What handmade possession do you most cherish?
Over the years, I have inherited a small collection of handmade antique and vintage apparel from family members, including a wedding dress from the early 1900s and a scarlet red velvet gown from the 1960s. Juxtaposing the quality of these garments with those of today’s industry standards, it’s astonishing and inspiring to see the level of handiwork put into these old, American-made pieces.
Rex’s favorite handmade possession is a Native American flute made by his life-long neighbor and mentor, Bill, who builds the flutes from his home as a hobby. It’s a beautifully crafted instrument with an ethereal sound, and it was obviously made with love and integrity.

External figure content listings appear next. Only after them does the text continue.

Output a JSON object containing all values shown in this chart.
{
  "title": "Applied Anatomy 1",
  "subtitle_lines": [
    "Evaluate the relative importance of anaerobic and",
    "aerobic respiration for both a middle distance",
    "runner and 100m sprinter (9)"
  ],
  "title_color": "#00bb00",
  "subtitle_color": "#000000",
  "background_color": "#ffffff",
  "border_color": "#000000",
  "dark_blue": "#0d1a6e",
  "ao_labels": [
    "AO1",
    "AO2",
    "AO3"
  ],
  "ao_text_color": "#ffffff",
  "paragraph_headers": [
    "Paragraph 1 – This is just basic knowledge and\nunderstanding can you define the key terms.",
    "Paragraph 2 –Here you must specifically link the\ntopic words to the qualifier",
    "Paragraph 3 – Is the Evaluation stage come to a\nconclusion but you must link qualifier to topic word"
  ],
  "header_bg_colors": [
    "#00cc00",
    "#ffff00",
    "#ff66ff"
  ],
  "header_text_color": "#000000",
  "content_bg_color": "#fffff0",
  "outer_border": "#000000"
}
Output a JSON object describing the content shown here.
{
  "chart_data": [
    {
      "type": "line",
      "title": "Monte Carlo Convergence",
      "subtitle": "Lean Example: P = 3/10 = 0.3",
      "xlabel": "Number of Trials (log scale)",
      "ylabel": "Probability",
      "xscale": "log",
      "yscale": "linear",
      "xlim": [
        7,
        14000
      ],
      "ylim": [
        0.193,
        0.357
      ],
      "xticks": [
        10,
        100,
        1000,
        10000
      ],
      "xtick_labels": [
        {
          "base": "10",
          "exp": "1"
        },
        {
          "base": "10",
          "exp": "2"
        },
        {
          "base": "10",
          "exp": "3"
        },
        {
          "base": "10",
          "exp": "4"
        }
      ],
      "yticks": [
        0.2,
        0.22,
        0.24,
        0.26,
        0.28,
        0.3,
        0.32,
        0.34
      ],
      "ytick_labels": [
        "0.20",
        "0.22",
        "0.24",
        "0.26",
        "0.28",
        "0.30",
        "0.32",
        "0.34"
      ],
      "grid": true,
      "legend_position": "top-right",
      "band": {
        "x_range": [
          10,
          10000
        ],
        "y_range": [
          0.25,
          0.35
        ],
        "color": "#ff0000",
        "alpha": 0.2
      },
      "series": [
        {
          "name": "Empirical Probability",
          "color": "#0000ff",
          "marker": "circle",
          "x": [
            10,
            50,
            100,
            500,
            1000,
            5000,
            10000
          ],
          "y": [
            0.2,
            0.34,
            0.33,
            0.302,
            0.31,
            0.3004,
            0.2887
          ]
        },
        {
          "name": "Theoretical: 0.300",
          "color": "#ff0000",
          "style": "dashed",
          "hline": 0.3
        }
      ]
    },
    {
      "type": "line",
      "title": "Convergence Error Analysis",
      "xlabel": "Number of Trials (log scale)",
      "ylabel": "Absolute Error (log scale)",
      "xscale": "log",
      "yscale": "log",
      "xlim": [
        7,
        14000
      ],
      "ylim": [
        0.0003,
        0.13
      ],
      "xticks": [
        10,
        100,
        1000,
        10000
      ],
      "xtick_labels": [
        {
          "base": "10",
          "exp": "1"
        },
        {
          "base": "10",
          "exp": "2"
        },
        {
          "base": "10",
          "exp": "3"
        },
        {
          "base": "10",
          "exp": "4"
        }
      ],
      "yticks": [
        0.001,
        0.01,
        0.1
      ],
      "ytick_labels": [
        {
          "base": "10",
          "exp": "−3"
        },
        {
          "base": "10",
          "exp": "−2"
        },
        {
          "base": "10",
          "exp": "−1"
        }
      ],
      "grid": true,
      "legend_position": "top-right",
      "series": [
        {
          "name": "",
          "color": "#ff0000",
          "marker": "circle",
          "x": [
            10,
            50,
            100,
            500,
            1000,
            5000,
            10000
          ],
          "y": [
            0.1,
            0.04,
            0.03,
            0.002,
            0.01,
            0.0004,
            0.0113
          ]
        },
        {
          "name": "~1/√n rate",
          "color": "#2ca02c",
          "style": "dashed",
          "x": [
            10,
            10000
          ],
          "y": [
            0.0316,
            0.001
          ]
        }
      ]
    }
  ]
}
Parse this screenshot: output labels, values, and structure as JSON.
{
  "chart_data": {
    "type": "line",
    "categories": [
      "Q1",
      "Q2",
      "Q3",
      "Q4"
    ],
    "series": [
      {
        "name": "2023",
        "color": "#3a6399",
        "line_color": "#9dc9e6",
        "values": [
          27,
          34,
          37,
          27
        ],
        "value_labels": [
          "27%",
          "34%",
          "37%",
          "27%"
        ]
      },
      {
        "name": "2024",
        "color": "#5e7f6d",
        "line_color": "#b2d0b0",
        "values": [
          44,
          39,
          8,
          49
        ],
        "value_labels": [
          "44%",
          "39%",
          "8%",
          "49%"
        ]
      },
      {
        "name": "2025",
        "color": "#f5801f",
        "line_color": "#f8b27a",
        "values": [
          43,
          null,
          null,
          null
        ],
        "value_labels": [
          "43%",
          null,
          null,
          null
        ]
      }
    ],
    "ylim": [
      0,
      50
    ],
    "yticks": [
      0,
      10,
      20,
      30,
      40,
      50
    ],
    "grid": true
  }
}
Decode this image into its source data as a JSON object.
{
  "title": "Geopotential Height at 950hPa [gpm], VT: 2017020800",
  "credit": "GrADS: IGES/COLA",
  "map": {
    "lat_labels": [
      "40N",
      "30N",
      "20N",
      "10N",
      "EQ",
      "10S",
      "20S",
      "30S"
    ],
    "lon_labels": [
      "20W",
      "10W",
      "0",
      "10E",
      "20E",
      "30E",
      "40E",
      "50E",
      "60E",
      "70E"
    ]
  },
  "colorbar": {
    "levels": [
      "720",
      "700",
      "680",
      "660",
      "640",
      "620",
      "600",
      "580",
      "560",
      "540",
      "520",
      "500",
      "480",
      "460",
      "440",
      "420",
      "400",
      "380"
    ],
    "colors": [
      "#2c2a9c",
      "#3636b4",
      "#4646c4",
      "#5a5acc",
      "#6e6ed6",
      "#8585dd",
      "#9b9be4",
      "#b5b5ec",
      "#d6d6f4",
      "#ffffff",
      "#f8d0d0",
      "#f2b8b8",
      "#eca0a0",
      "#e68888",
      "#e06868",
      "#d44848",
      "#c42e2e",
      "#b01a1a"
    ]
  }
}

How do you get out of your creative ruts?
Stepping away from our work and into a forest or onto a beach brings us back to the inspiration we find in nature. We’re inspired by the smell of freshly rotting earth, the sound of tidal waves crashing and the secret joy in finding a spot where human presence is nearly invisible. These are things that revitalize our creative entities.
Where would you like to be in ten years?
All modesty aside, in ten years I would like to have lots of power and money and be doing amazing philanthropic things all over the world. We got a taste of the power our art can have when we created a pendant for the Japan Relief Fund; leveraging our skills to create a product that we then donated the proceeds from was an incredibly empowering feeling!
When I asked Rex where he wanted to be in ten years, he promptly stated, “Barrow, Alaska.” We have a shared life goal of trying (nearly) everything once, including living in one of the northernmost cities in the world. But only for a year, just for the experience of 65 days of sun 24/7 and 85 days of darkness 24/7. The motto we created when we started out on our great western migration is also very important to us: “Be up for anything!”